Researchers at MIT have created an innovative method capable of resolving intricate challenges concerning aircraft stability and evasion, ensuring they steer clear of canyon walls and remain undetected. By employing a machine learning approach inspired by the movie Maverick, their technique not only matches or surpasses the safety standards set by current methods but also enhances stability by ten times. As a result, the aircraft agent can achieve and sustain stability within its intended area.
Their groundbreaking method successfully guided a virtual fighter jet through a narrow passage, showcasing a remarkable achievement akin to Maverick’s feats. Overcoming a longstanding and complex challenge, the technique impressed even the experts who previously struggled with high-dimensional dynamics.
Chuchu Fan, the Wilson Assistant Professor of Aeronautics and Astronautics and a member of the Laboratory for Information and Decision Systems (LIDS) expressed their satisfaction as the senior author of the research paper documenting this remarkable technique.
Numerous approaches attempt to address the challenges of complex stabilise-avoid problems by simplifying the system to solve them using straightforward mathematical techniques. More effective methods utilise reinforcement learning, a machine learning approach where an agent learns through trial and error, with rewards given for behaviours that bring it closer to the desired goal.
However, in the context of stabilise-avoid problems, there are two distinct objectives to consider: maintaining stability and avoiding obstacles. Striking the right balance between these objectives can be a tedious task.
The researchers at MIT took a different approach by breaking down the problem into two steps. Firstly, they redefined the stabilise-avoid problem as a constrained optimisation problem. It will help the agent to reach its goal and achieve stability within a specific region. To ensure obstacle avoidance, the researchers applied constraints.
Subsequently, for the second step, the researchers transformed the constrained optimisation problem into a mathematical formulation called the epigraph form. It allowed them to utilise a deep reinforcement learning algorithm to solve it, overcoming the challenges encountered by other methods when using reinforcement learning.
However, deep reinforcement learning is not inherently designed to handle the epigraph form of an optimisation problem. Therefore, the researchers had to derive new mathematical expressions, for instance, tailored to their system. Once these derivations were obtained, they combined them with established engineering techniques employed by other methods to enhance their approach.
The controller developed by MIT researchers demonstrated exceptional performance, surpassing the baselines by effectively preventing the jet from crashing or stalling while achieving stable alignment with the desired goal.
In the future, this technique holds promise as a foundation for designing controllers for highly dynamic robots that require safety and stability compliance, such as autonomous delivery drones.
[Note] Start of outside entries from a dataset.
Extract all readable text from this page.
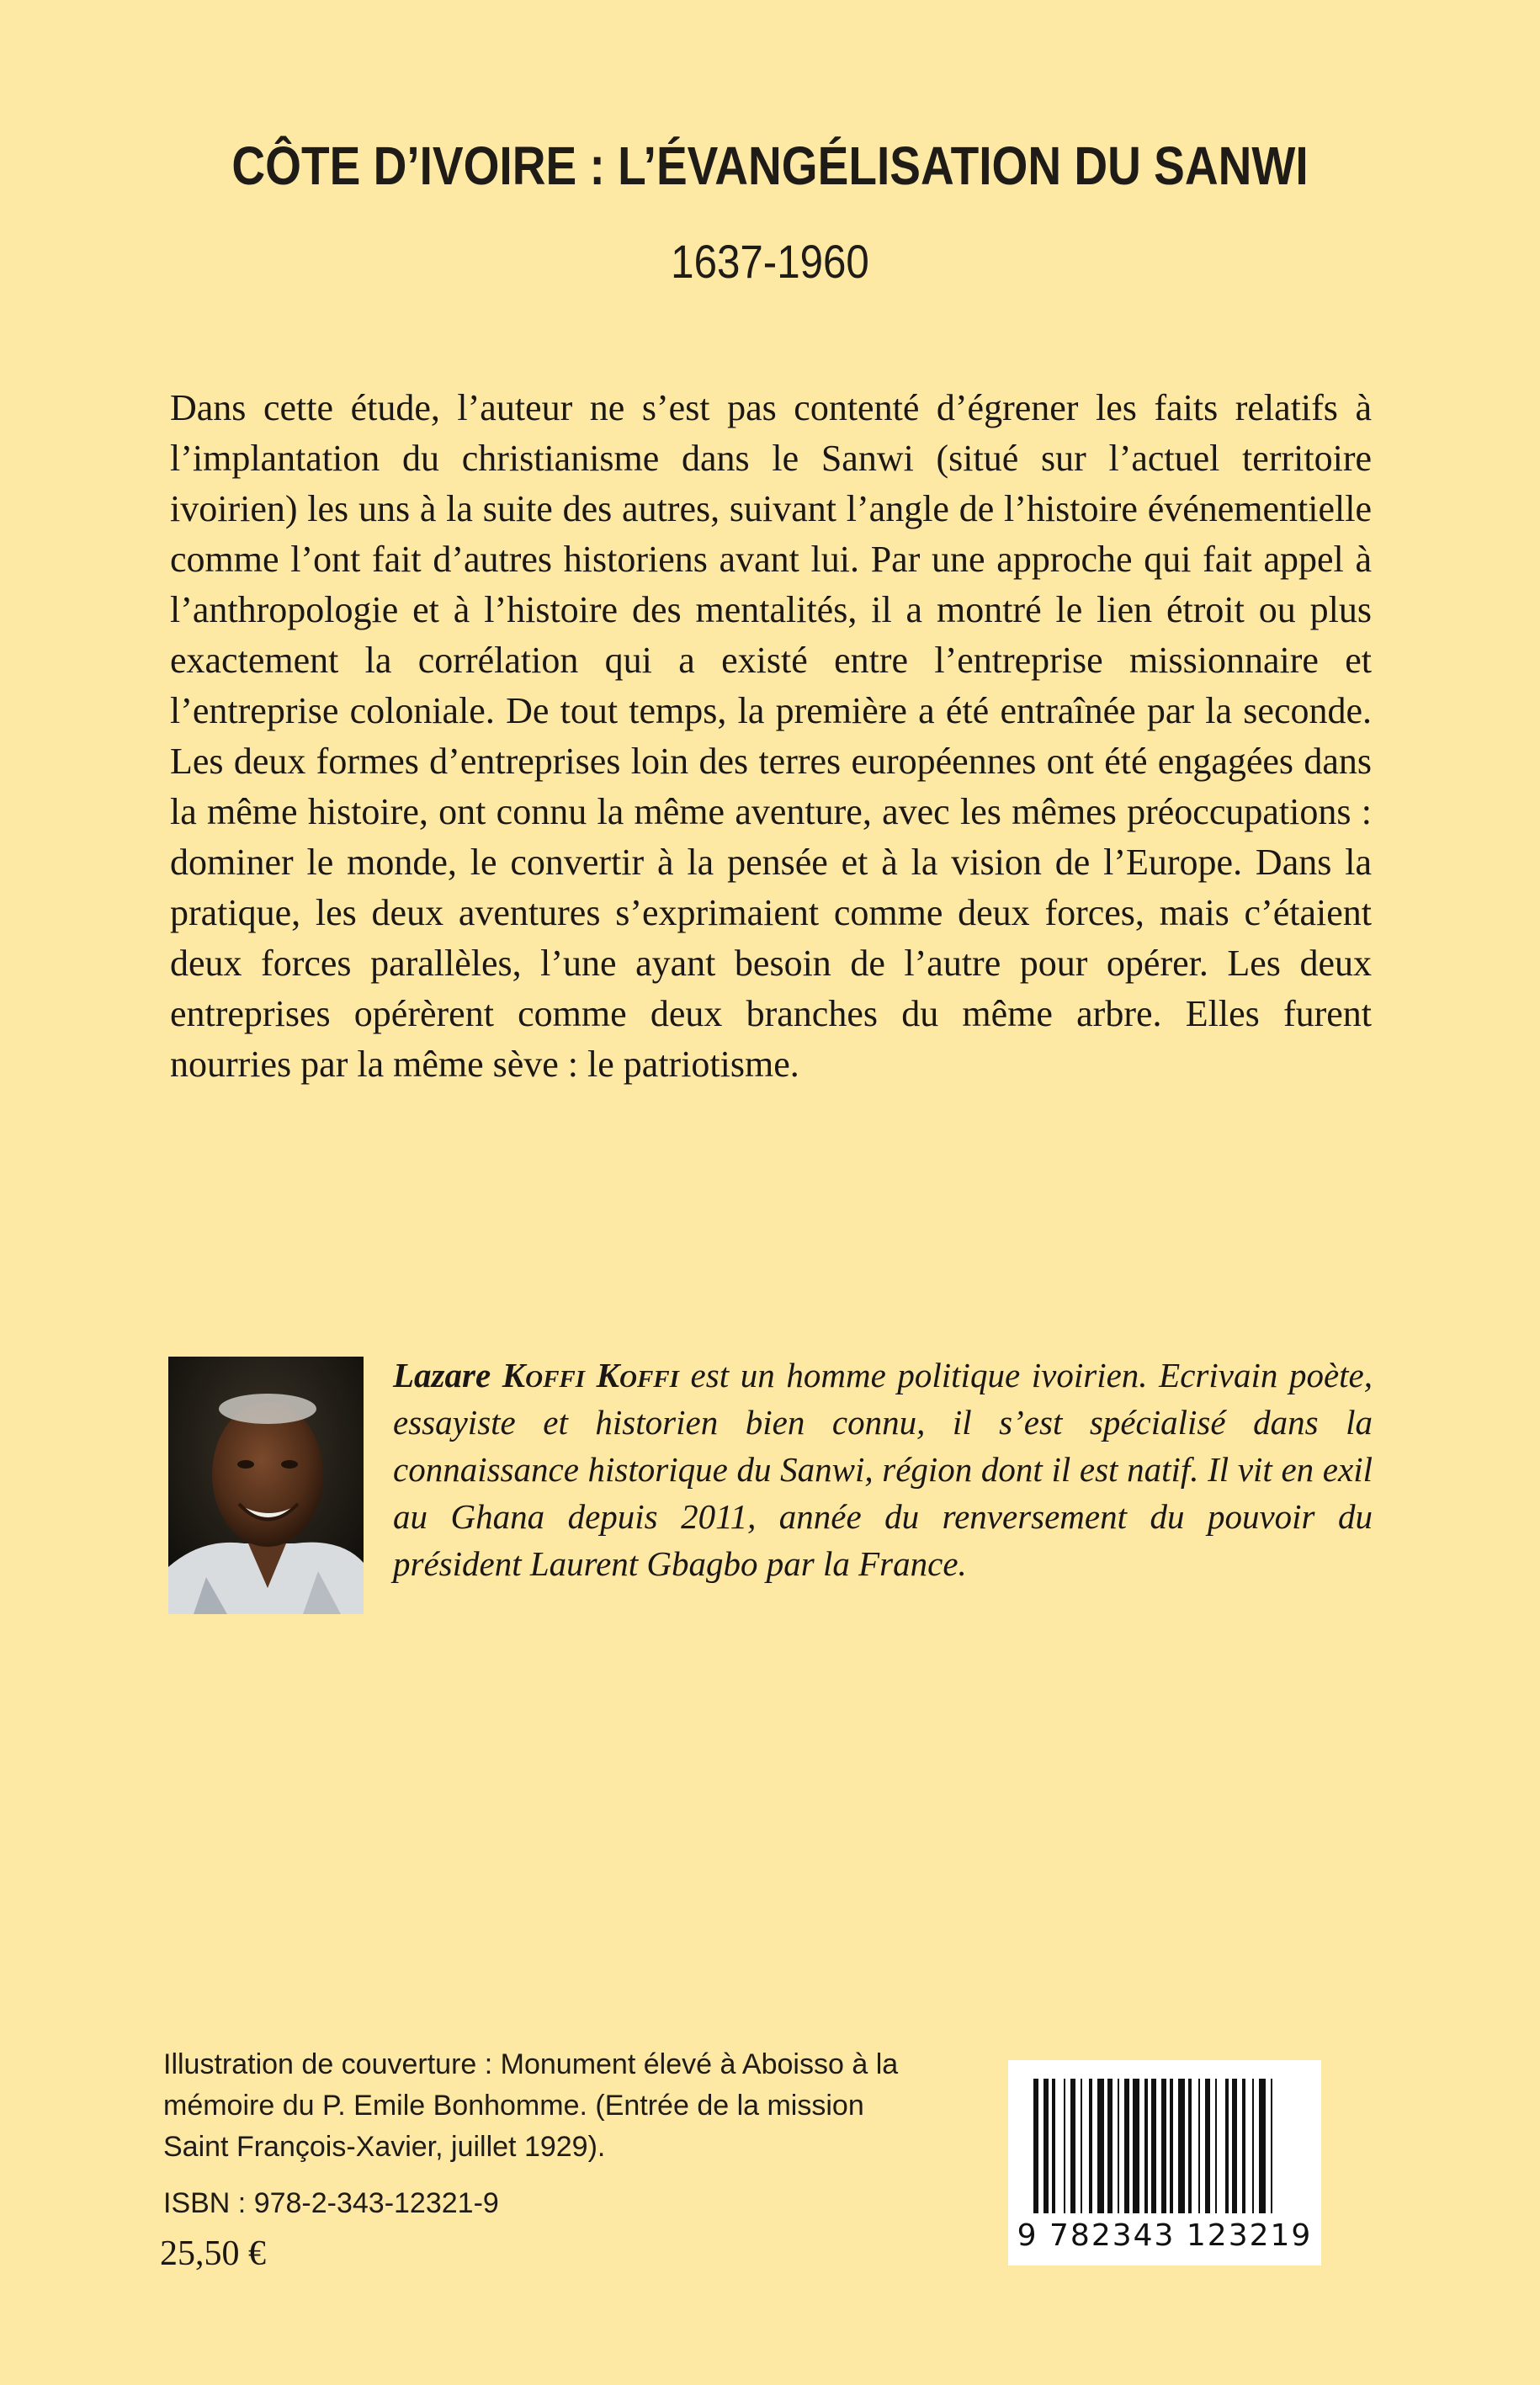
CÔTE D’IVOIRE : L’ÉVANGÉLISATION DU SANWI
1637-1960
Dans cette étude, l’auteur ne s’est pas contenté d’égrener les faits relatifs à l’implantation du christianisme dans le Sanwi (situé sur l’actuel territoire ivoirien) les uns à la suite des autres, suivant l’angle de l’histoire événementielle comme l’ont fait d’autres historiens avant lui. Par une approche qui fait appel à l’anthropologie et à l’histoire des mentalités, il a montré le lien étroit ou plus exactement la corrélation qui a existé entre l’entreprise missionnaire et l’entreprise coloniale. De tout temps, la première a été entraînée par la seconde. Les deux formes d’entreprises loin des terres européennes ont été engagées dans la même histoire, ont connu la même aventure, avec les mêmes préoccupations : dominer le monde, le convertir à la pensée et à la vision de l’Europe. Dans la pratique, les deux aventures s’exprimaient comme deux forces, mais c’étaient deux forces parallèles, l’une ayant besoin de l’autre pour opérer. Les deux entreprises opérèrent comme deux branches du même arbre. Elles furent nourries par la même sève : le patriotisme.
Lazare Koffi Koffi est un homme politique ivoirien. Ecrivain poète, essayiste et historien bien connu, il s’est spécialisé dans la connaissance historique du Sanwi, région dont il est natif. Il vit en exil au Ghana depuis 2011, année du renversement du pouvoir du président Laurent Gbagbo par la France.
Illustration de couverture : Monument élevé à Aboisso à la mémoire du P. Emile Bonhomme. (Entrée de la mission Saint François-Xavier, juillet 1929).
ISBN : 978-2-343-12321-9
25,50 €	9 782343 123219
It also could be integrated as part of a broader system, such as activating the algorithm when a car skids on a snowy road to assist the driver in safely returning to a stable trajectory.
The researchers’ approach excels, particularly in navigating extreme scenarios that would pose challenges for human operators. So highlights the importance of providing reinforcement learning with safety and stability guarantees when deploying these controllers in mission-critical systems. He views their work as a promising initial step toward achieving this goal.
Moving forward, the researchers aim to enhance their technique by incorporating better handling of uncertainty during the optimisation process. They also plan to investigate the performance of the algorithm when deployed on physical hardware, considering the discrepancies that may arise between the model’s dynamics and the real-world dynamics.
Stanley Bak, an assistant professor at Stony Brook University, highlights the significance of their refined formulation, which enables the generation of secure controllers for complex scenarios, including a nonlinear jet aircraft model developed in collaboration with researchers from the Air Force Research Lab (AFRL).